Adam Spannbauer

Programmer/Data Scientist・Mostly write Python & R・Big fan of OpenCV

Home

Visualizing Emotes in Twitch Chat with a Packed Barchart

Published Jan 12, 2018

In this post I’ll be an showing an example of using a packed barchart to visualize emote usage in a twitch.tv chat.

In case you’re not interested in any commentary or code snippets, here’s the resulting packed barchart from the analysis.




gdq_emotes

Every January there’s an awesome charity event on twitch.tv called Awesome Games Done Quick (AGDQ). The charity has raised millions and millions of dollars for the Prevent Cancer Foundation.

While watching the event, I decided to record some of the GamesDoneQuick twitch channel’s chat (this was done using irssi). With this data, I went on to visualize the chat’s emote usage. The emote usage should roughly follow an exponential distribution, so the packed barchart lends itself well to visualize the data. Below is the resulting viz of emotes during the Secret of Evermore speedrun by MetaSigma.

All of the code & data used to get to this part in the analysis is in this github repo. The below code chunk shows the final steps in creating the viz.

#download dev version of packed bar plotting library
devtools::install_github("AdamSpannbauer/rPackedBar")

#url to read data from sister git repo
sister_repo_url = "https://raw.githubusercontent.com/AdamSpannbauer/twitch_packed_bar/master"

#read function to clean twitch chat log
source(paste0(sister_repo_url, "/helper_scripts/clean_log_func.R"))

#read and clean twitch chat file
agdq_log = irssi_to_df(log_file_in = paste0(sister_repo_url, "/data/%23gamesdonequick.log"),
                       date = "2018-01-11",
                       verbose = FALSE)
#tokenize chat messages
tokens = tidytext::unnest_tokens(tbl = agdq_log, 
                                 output = token, 
                                 input = msg, 
                                 to_lower = FALSE)
#count words
token_counts = tokens[, .N, by=token][order(-N)]

#read in all emotes to join with chat tokens
sub_emotes = readLines(paste0(sister_repo_url, "/data/emote_list.txt"))
glb_emotes = readLines(paste0(sister_repo_url, "/data/global_emote_list.txt"))

#convert emotes to dt for join
sub_emote_dt = data.table::data.table(type="sub", 
                                      emote_name=sub_emotes)
glb_emote_dt = data.table::data.table(type="global", 
                                      emote_name=glb_emotes)
emote_dt = rbind(sub_emote_dt, glb_emote_dt)

#join emotes to chat tokens
emote_counts = merge(token_counts, emote_dt, 
                     by.x='token', by.y='emote_name')
emote_counts = emote_counts[, .(N = sum(N)), by=token]

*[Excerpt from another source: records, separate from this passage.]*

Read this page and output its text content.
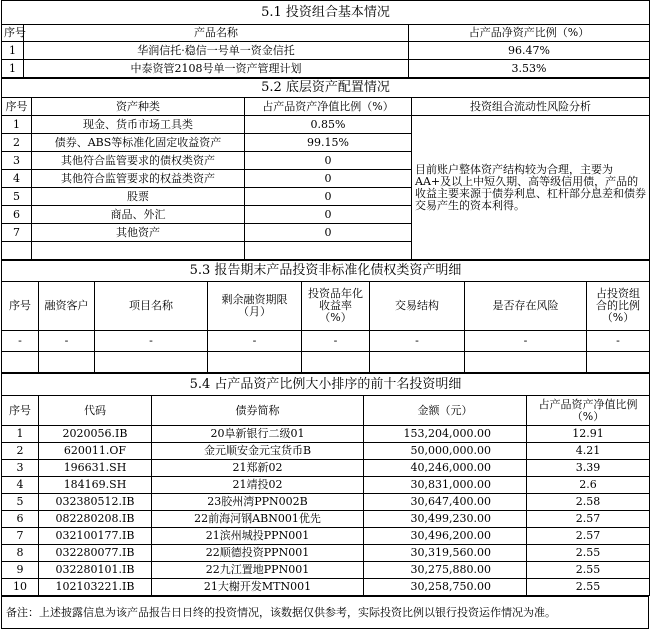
5.1 投资组合基本情况		
序号	产品名称	占产品净资产比例（%）
1	华润信托·稳信一号单一资金信托	96.47%
1	中泰资管2108号单一资产管理计划	3.53%
5.2 底层资产配置情况			
序号	资产种类	占产品资产净值比例（%）	投资组合流动性风险分析
1	现金、货币市场工具类	0.85%	目前账户整体资产结构较为合理，主要为AA+及以上中短久期、高等级信用债，产品的收益主要来源于债券利息、杠杆部分息差和债券交易产生的资本利得。
2	债券、ABS等标准化固定收益资产	99.15%	
3	其他符合监管要求的债权类资产	0	
4	其他符合监管要求的权益类资产	0	
5	股票	0	
6	商品、外汇	0	
7	其他资产	0	

5.3 报告期末产品投资非标准化债权类资产明细							
序号	融资客户	项目名称	剩余融资期限（月）	投资品年化收益率（%）	交易结构	是否存在风险	占投资组合的比例（%）
-	-	-	-	-	-	-	-

5.4 占产品资产比例大小排序的前十名投资明细				
序号	代码	债券简称	金额（元）	占产品资产净值比例（%）
1	2020056.IB	20阜新银行二级01	153,204,000.00	12.91
2	620011.OF	金元顺安金元宝货币B	50,000,000.00	4.21
3	196631.SH	21郑新02	40,246,000.00	3.39
4	184169.SH	21靖投02	30,831,000.00	2.6
5	032380512.IB	23胶州湾PPN002B	30,647,400.00	2.58
6	082280208.IB	22前海河钢ABN001优先	30,499,230.00	2.57
7	032100177.IB	21滨州城投PPN001	30,496,200.00	2.57
8	032280077.IB	22顺德投资PPN001	30,319,560.00	2.55
9	032280101.IB	22九江置地PPN001	30,275,880.00	2.55
10	102103221.IB	21大榭开发MTN001	30,258,750.00	2.55
备注：上述披露信息为该产品报告日日终的投资情况，该数据仅供参考，实际投资比例以银行投资运作情况为准。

#plot emotes as packed barchart
set.seed(1337)
p = rPackedBar::plotly_packed_bar(input_data = emote_counts,
                                  label_column = 'token',
                                  value_column = 'N',
                                  number_rows = 4,
                                  plot_title = "AGDQ Secret of Evermore: Emotes in Chat",
                                  xaxis_label = "Emote Count",
                                  hover_label = "N",
                                  min_label_width = .03,
                                  color_bar_color = "#6441A4",
                                  label_color = 'white')
plotly::config(p, displayModeBar = FALSE)
gdq_emotes

Unsurpsing to anyone who’s participated in a Games Done Quick chat, the number one used emote was gdqClap emote which viewers use to applaud runners for completing technical tricks.

For a little extra content let’s compare another possible way to visualize the data that doesn’t use the packed barchart.

#encode tokens as factor to sort correctly in barchart
emote_counts = emote_counts[order(-N), ]
emote_counts[,token := factor(token, token)]

#plot top 15 as horizontal bars
p = plotly::plot_ly(emote_counts[1:15], 
                    x=~N, y=~token,
                    hoverinfo="x",
                    color=I("#6441A4"))
#fix axes labels and margins
plotly::layout(p, 
               xaxis=list(title="Emote Count"),
               yaxis=list(title=""),
               margin=list(l = 150))

In my opinion, there’s no clear winner. As with most things, the answer is “it depends”. If you’re really focused on comparing the top 15 then the simple barchart might be a better choice. If you want to show more information on how the top N relate to each other and the whole, then I think the packed barchart can show this information well (without having to to use a piechart or treemap that sacrifice the comparitive power of the bars). If you have any strong opinions on how best to viz the data please leave a comment below.


I am working on getting the rPackedBar package to a point where it can be pushed to CRAN. If you are interested in using the package while it’s being developed you can install it from github using devtools::install_github("AdamSpannbauer/rPackedBar") . If you do end up using I’d be very excited to hear any feedback and suggestions for improvement.